# Random Walk - Applications

Applications

 This section does not cite any references or sources.

The following are some applications of random walk:

• In economics, the "random walk hypothesis" is used to model shares prices and other factors. Empirical studies found some deviations from this theoretical model, especially in short term and long term correlations. See share prices.
• In population genetics, random walk describes the statistical properties of genetic drift
• In physics, random walks are used as simplified models of physical Brownian motion and diffusion such as the random movement of molecules in liquids and gases. See for example diffusion-limited aggregation. Also in physics, random walks and some of the self interacting walks play a role in quantum field theory.
• In mathematical ecology, random walks are used to describe individual animal movements, to empirically support processes of biodiffusion, and occasionally to model population dynamics.
• In polymer physics, random walk describes an ideal chain. It is the simplest model to study polymers.
• In other fields of mathematics, random walk is used to calculate solutions to Laplace's equation, to estimate the harmonic measure, and for various constructions in analysis and combinatorics.
• In computer science, random walks are used to estimate the size of the Web. In the World Wide Web conference-2006, bar-yossef et al. published their findings and algorithms for the same.
• In image segmentation, random walks are used to determine the labels (i.e., "object" or "background") to associate with each pixel. This algorithm is typically referred to as the random walker segmentation algorithm.

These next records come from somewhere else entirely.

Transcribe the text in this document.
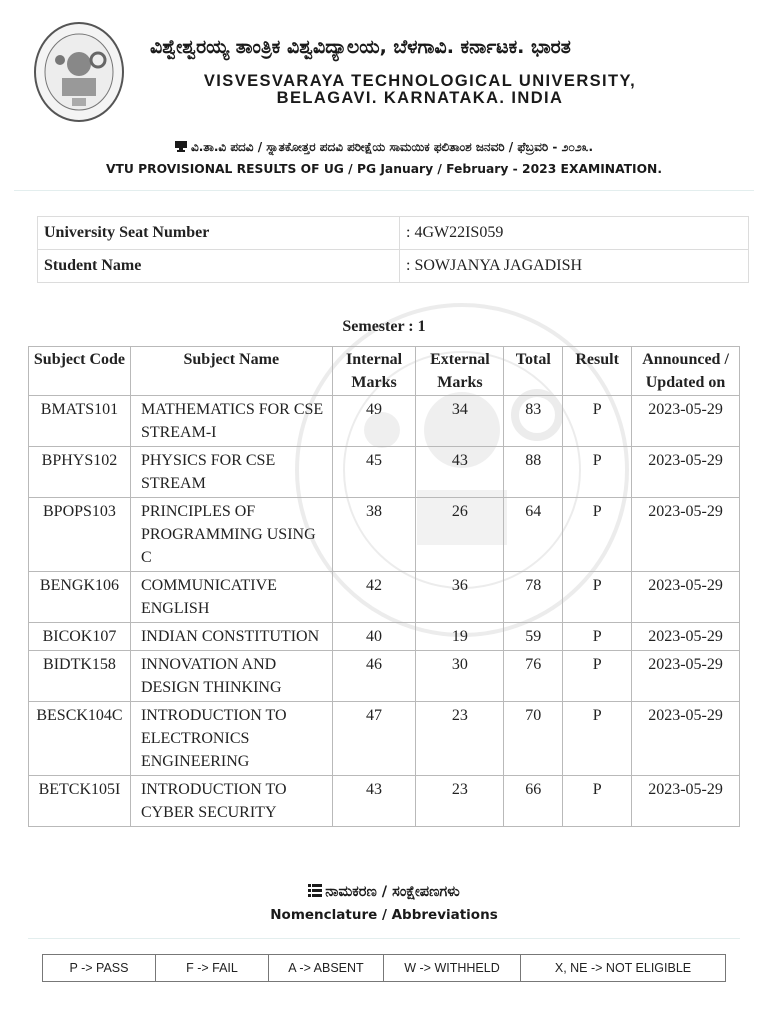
ವಿಶ್ವೇಶ್ವರಯ್ಯ ತಾಂತ್ರಿಕ ವಿಶ್ವವಿದ್ಯಾಲಯ, ಬೆಳಗಾವಿ. ಕರ್ನಾಟಕ. ಭಾರತ
VISVESVARAYA TECHNOLOGICAL UNIVERSITY,
BELAGAVI. KARNATAKA. INDIA
ವಿ.ತಾ.ವಿ ಪದವಿ / ಸ್ನಾತಕೋತ್ತರ ಪದವಿ ಪರೀಕ್ಷೆಯ ಸಾಮಯಿಕ ಫಲಿತಾಂಶ ಜನವರಿ / ಫೆಬ್ರವರಿ - ೨೦೨೩.
VTU PROVISIONAL RESULTS OF UG / PG January / February - 2023 EXAMINATION.
University Seat Number	: 4GW22IS059
Student Name	: SOWJANYA JAGADISH
Semester : 1
Subject Code	Subject Name	Internal Marks	External Marks	Total	Result	Announced / Updated on
BMATS101	MATHEMATICS FOR CSE STREAM-I	49	34	83	P	2023-05-29
BPHYS102	PHYSICS FOR CSE STREAM	45	43	88	P	2023-05-29
BPOPS103	PRINCIPLES OF PROGRAMMING USING C	38	26	64	P	2023-05-29
BENGK106	COMMUNICATIVE ENGLISH	42	36	78	P	2023-05-29
BICOK107	INDIAN CONSTITUTION	40	19	59	P	2023-05-29
BIDTK158	INNOVATION AND DESIGN THINKING	46	30	76	P	2023-05-29
BESCK104C	INTRODUCTION TO ELECTRONICS ENGINEERING	47	23	70	P	2023-05-29
BETCK105I	INTRODUCTION TO CYBER SECURITY	43	23	66	P	2023-05-29
ನಾಮಕರಣ / ಸಂಕ್ಷೇಪಣಗಳು
Nomenclature / Abbreviations
P -> PASS	F -> FAIL	A -> ABSENT	W -> WITHHELD	X, NE -> NOT ELIGIBLE
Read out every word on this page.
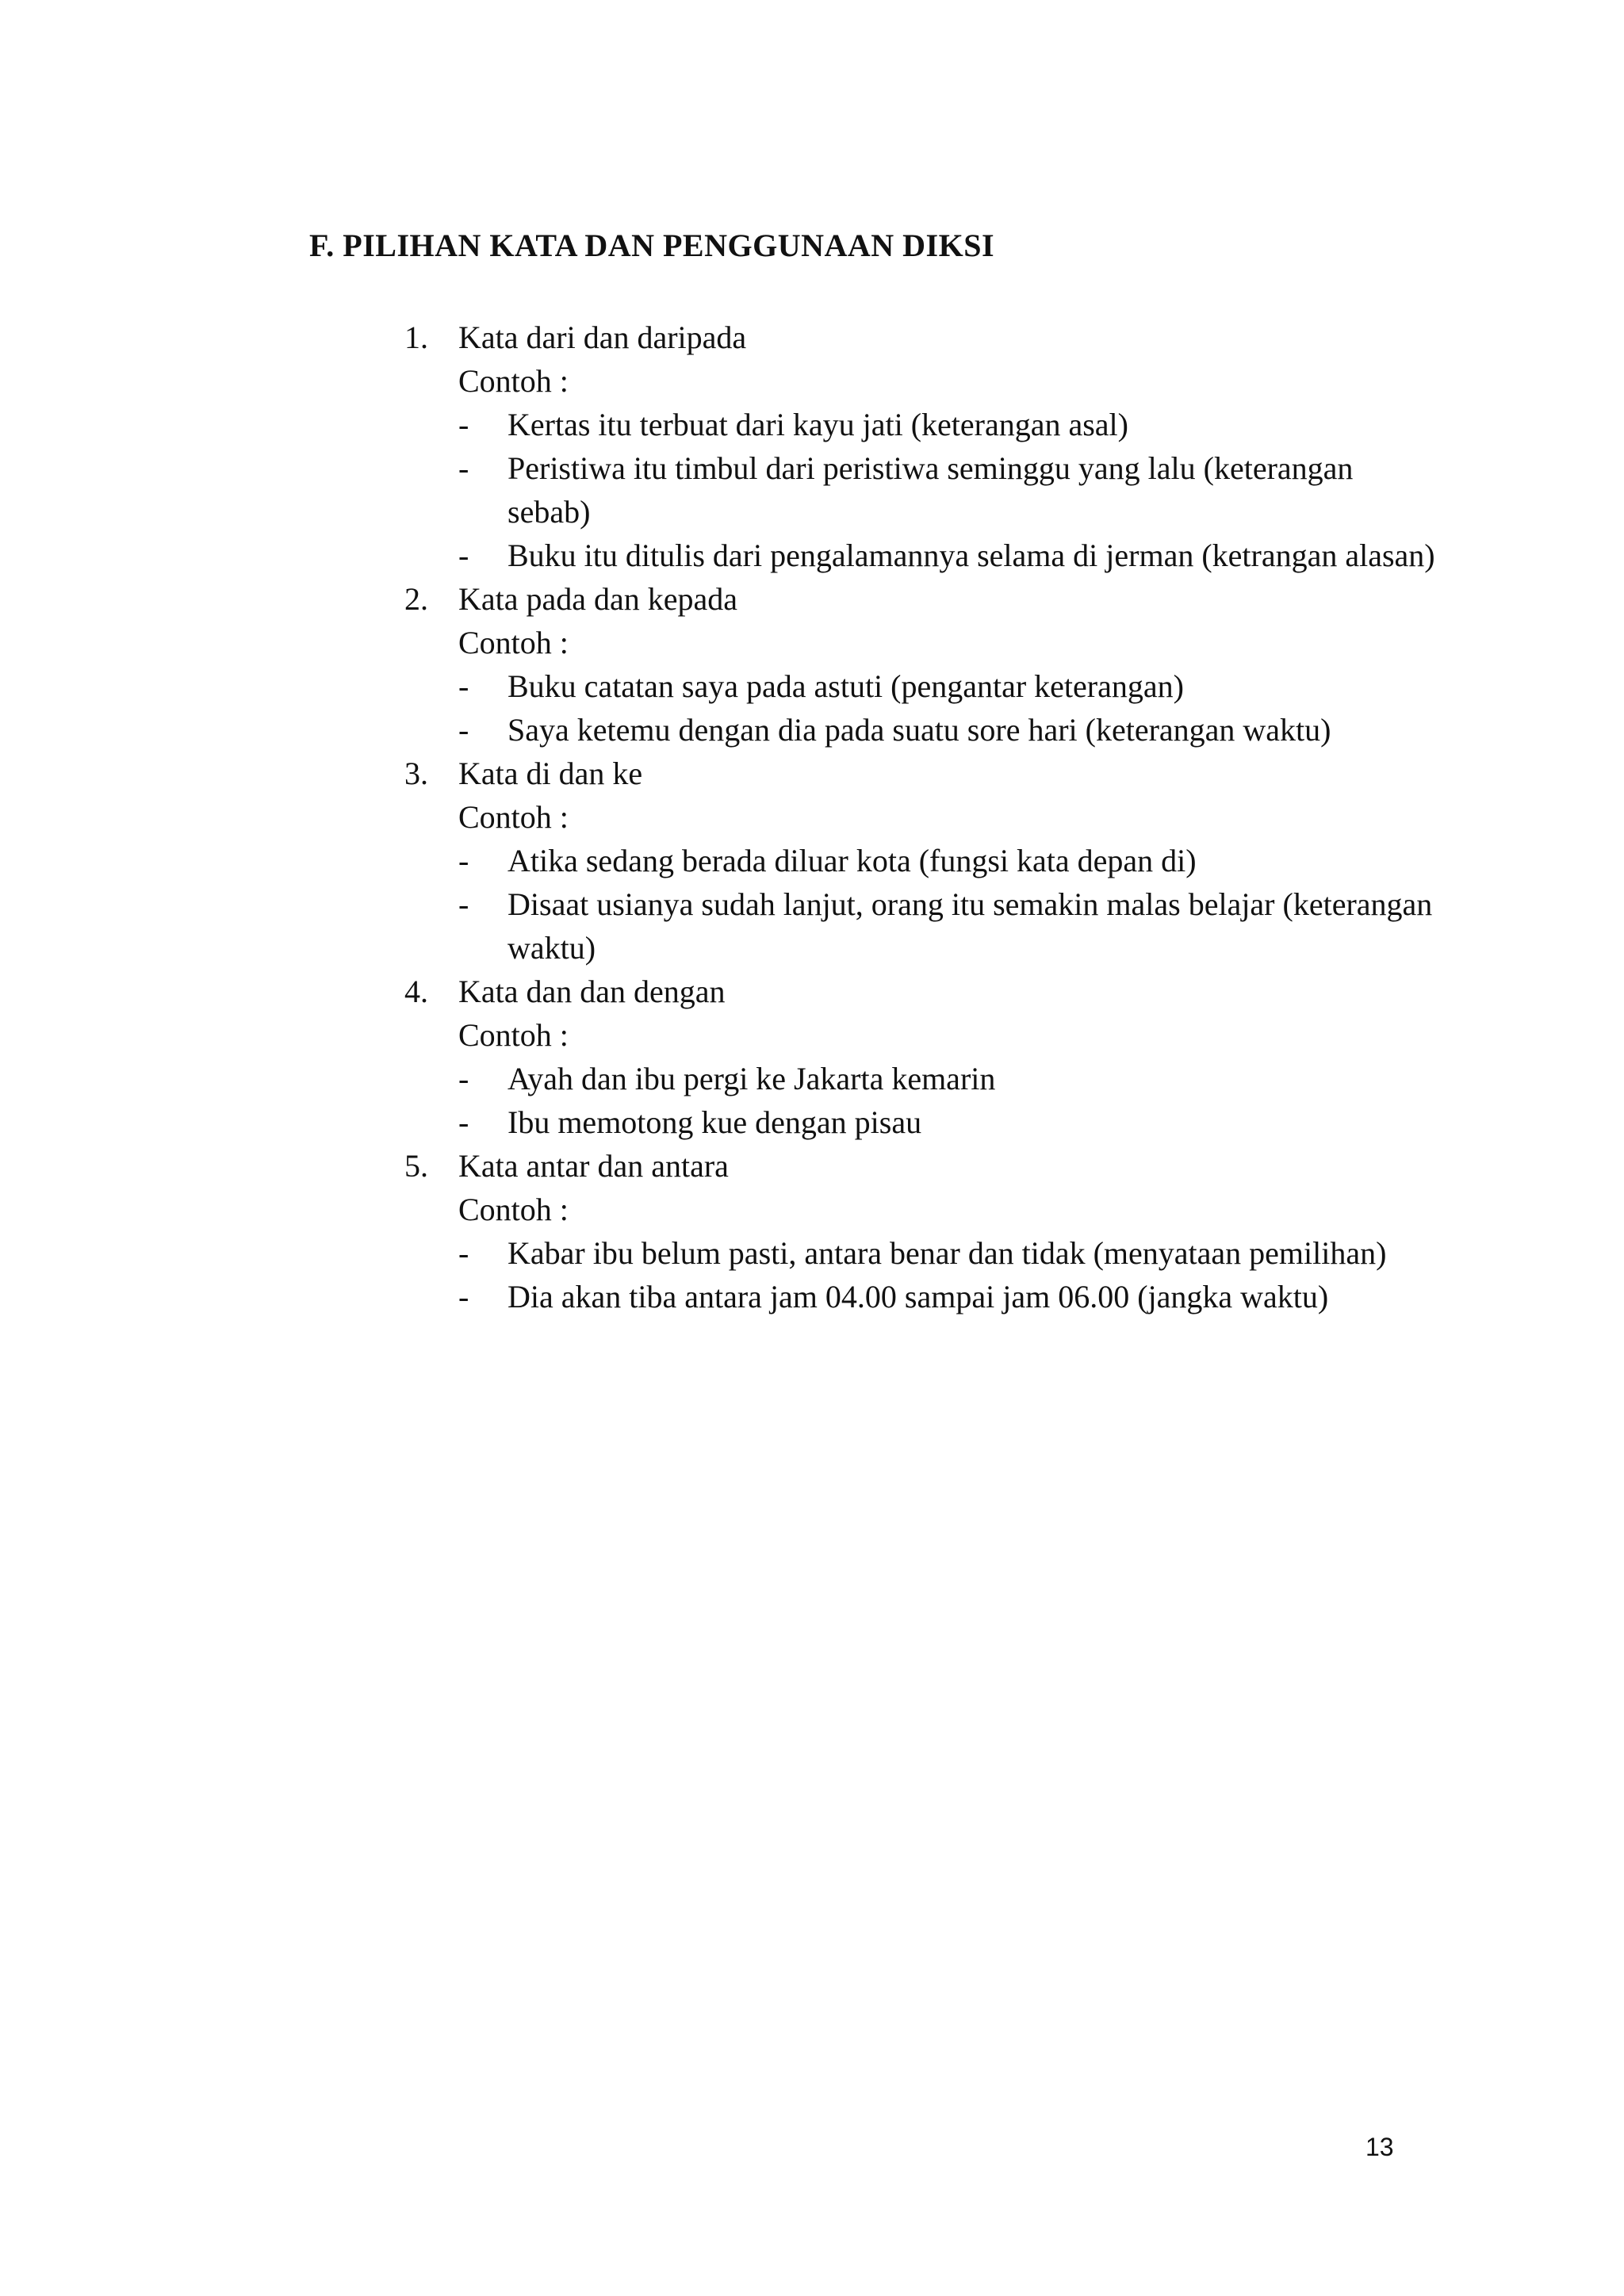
F. PILIHAN KATA DAN PENGGUNAAN DIKSI
1. Kata dari dan daripada
Contoh :
- Kertas itu terbuat dari kayu jati (keterangan asal)
- Peristiwa itu timbul dari peristiwa seminggu yang lalu (keterangan sebab)
- Buku itu ditulis dari pengalamannya selama di jerman (ketrangan alasan)
2. Kata pada dan kepada
Contoh :
- Buku catatan saya pada astuti (pengantar keterangan)
- Saya ketemu dengan dia pada suatu sore hari (keterangan waktu)
3. Kata di dan ke
Contoh :
- Atika sedang berada diluar kota (fungsi kata depan di)
- Disaat usianya sudah lanjut, orang itu semakin malas belajar (keterangan waktu)
4. Kata dan dan dengan
Contoh :
- Ayah dan ibu pergi ke Jakarta kemarin
- Ibu memotong kue dengan pisau
5. Kata antar dan antara
Contoh :
- Kabar ibu belum pasti, antara benar dan tidak (menyataan pemilihan)
- Dia akan tiba antara jam 04.00 sampai jam 06.00 (jangka waktu)
13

In all these cases, random walk is often substituted for Brownian motion.

• In brain research, random walks and reinforced random walks are used to model cascades of neuron firing in the brain.
• In vision science, fixational eye movements are well described by a random walk.
• In psychology, random walks explain accurately the relation between the time needed to make a decision and the probability that a certain decision will be made.
• Random walks can be used to sample from a state space which is unknown or very large, for example to pick a random page off the internet or, for research of working conditions, a random worker in a given country.
• When this last approach is used in computer science it is known as Markov Chain Monte Carlo or MCMC for short. Often, sampling from some complicated state space also allows one to get a probabilistic estimate of the space's size. The estimate of the permanent of a large matrix of zeros and ones was the first major problem tackled using this approach.
• Random walks have also been used to sample massive online graphs such as online social networks.
• In wireless networking, a random walk is used to model node movement.
• Motile bacteria engage in a biased random walk.
• Random walks are used to model gambling.
• In physics, random walks underlie the method of Fermi estimation.